Teknologi memecahkan masalah interferensi. Hal ini tidak menyelesaikan masalah politik.

Komisi Komunikasi Federal menghabiskan tujuh tahun memperdebatkan apakah akan mengizinkan telepon seluler dalam penerbangan AS. Mereka akhirnya mengabaikan perubahan aturan. Oposisinya sangat besar dan berlapis-lapis.

Pramugari, masinis, pekerja dirgantara, dan petugas penegak hukum federal semuanya menolak. Kekhawatiran mereka tidak hanya bersifat teknis. Itu adalah keselamatan dan sosial.

Satu ketakutan yang masih ada: teroris menggunakan ponsel untuk meledakkan bahan peledak dari jarak jauh. Meskipun sebagian besar telah dibantah oleh protokol keamanan modern, beban psikologis dari ketakutan tersebut tetap ada. Masalah praktis lainnya? Penumpang yang mendekatkan ponsel ke telinga mungkin akan melewatkan pengarahan keselamatan penting dari kru.

Lalu ada faktor gangguan belaka. Maskapai penerbangan beroperasi di ruang terbatas. Orang ingin tidur. Membaca. Bicaralah dengan mitra perjalanan mereka. Bayangkan seseorang di sebelah Anda melakukan percakapan pribadi yang bising di ketinggian 30.000 kaki. Ini adalah mimpi buruk bagi kabin yang sempit.

Bilén setuju. Dia menggunakan penerbangan untuk menerima email, bukan untuk mengobrol. “Gagasan tentang seseorang yang menyalak di sebelah Anda — itu akan membuat saya gila,” katanya.

Permintaan vs. Kenyataan

Meskipun ada larangan dan keluhan kebisingan, keinginan akan konektivitas tetap tinggi. Sebuah studi tahun 2017 oleh Allianz Global Assistance menemukan bahwa 55,5% orang Amerika akan membayar panggilan seluler gratis selama penerbangan.

Alasan mereka pragmatis. Panggilan darurat. Tetap berhubungan dengan keluarga. Mengkoordinasikan penjemputan di tempat tujuan. Menjaga koneksi kerja tetap hidup.

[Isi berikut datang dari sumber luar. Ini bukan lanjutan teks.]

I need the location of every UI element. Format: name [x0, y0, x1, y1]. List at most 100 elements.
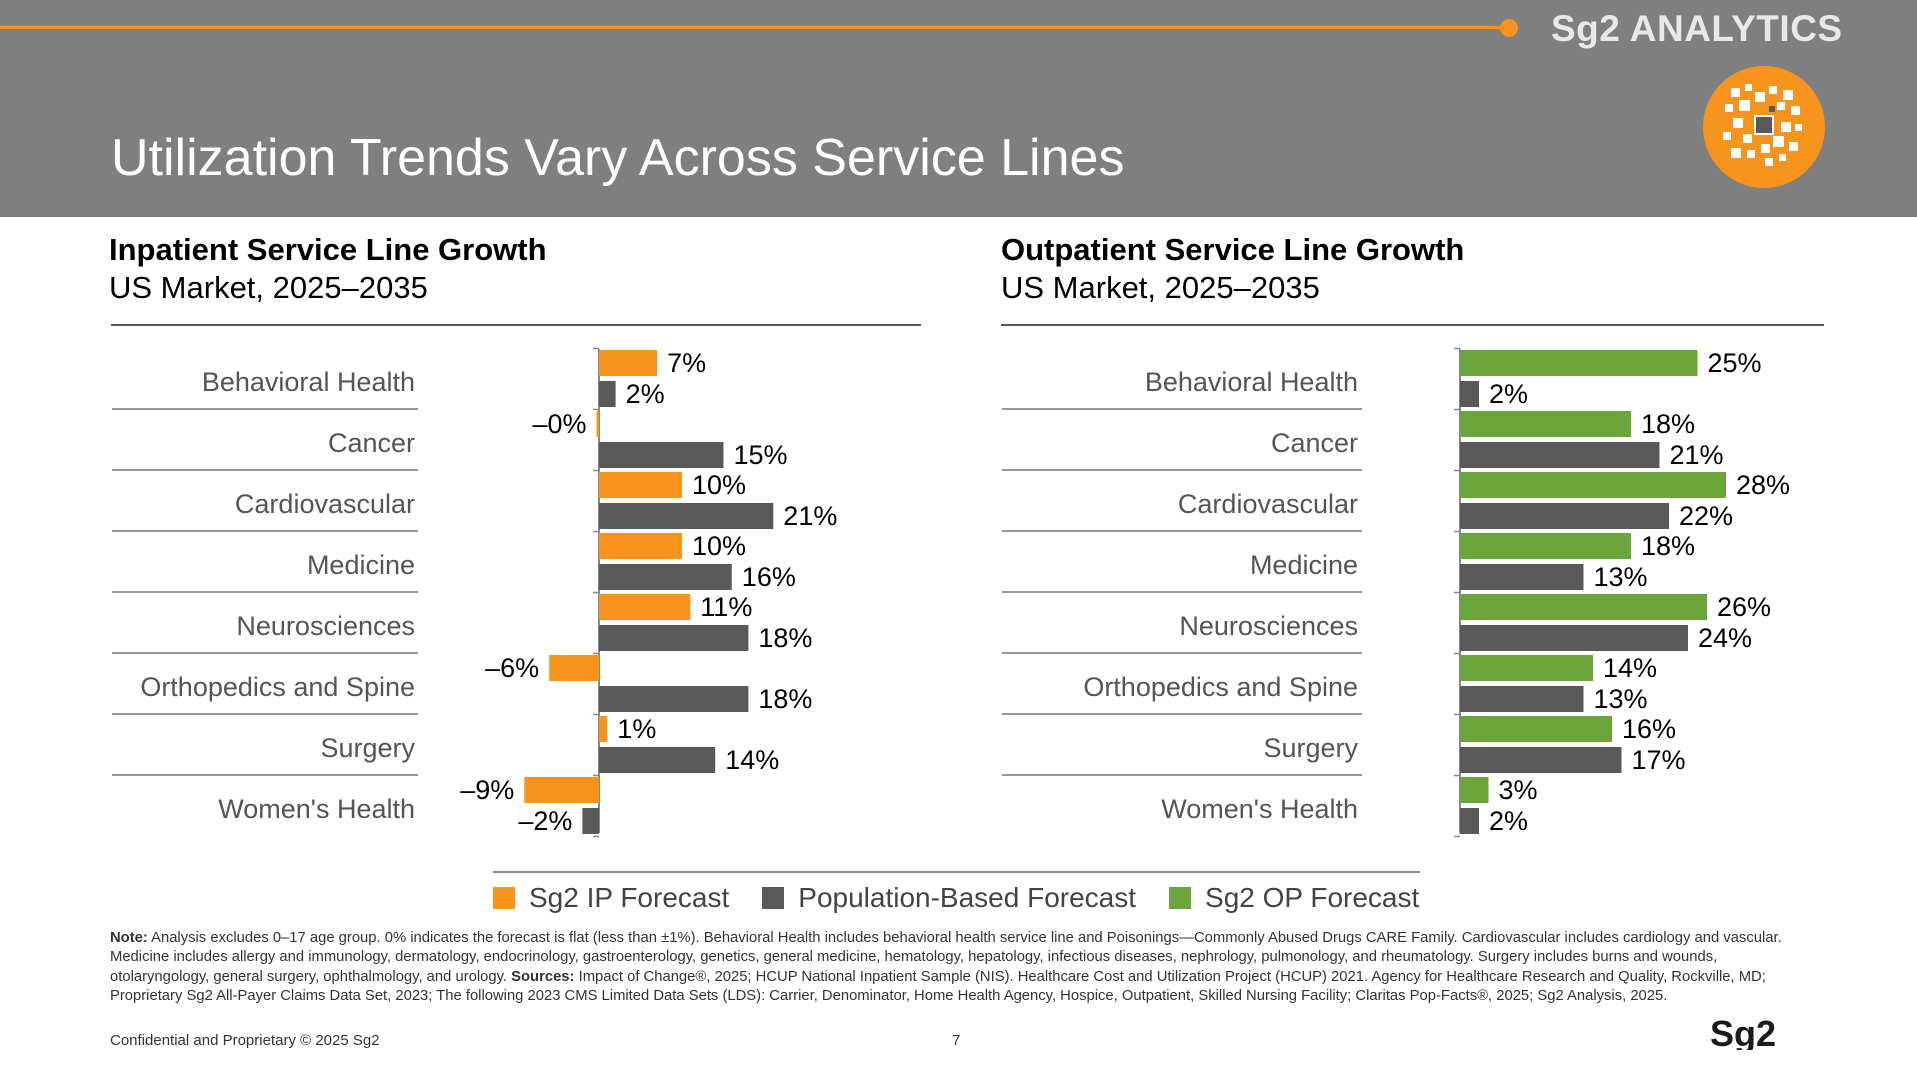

Teknologi itu ada. Risiko interferensi dapat dikelola, atau bahkan tidak ada, dengan sel pico. Dampak jaringan darat minimal di luar fase pendaratan. Namun larangan tersebut tetap ada. Ini bukan tentang fisika. Ini tentang kebijakan, persepsi, dan kontrak sosial tak terucapkan di kabin pesawat.

Hingga kontrak tersebut berubah, kemungkinan besar ponsel Anda akan tetap dalam Mode Pesawat. Atau gunakan panggilan Wi-Fi jika maskapai mengizinkannya. Menara bumi masih terlalu jauh untuk mendengarmu. Dan FAA tidak mendengarkan.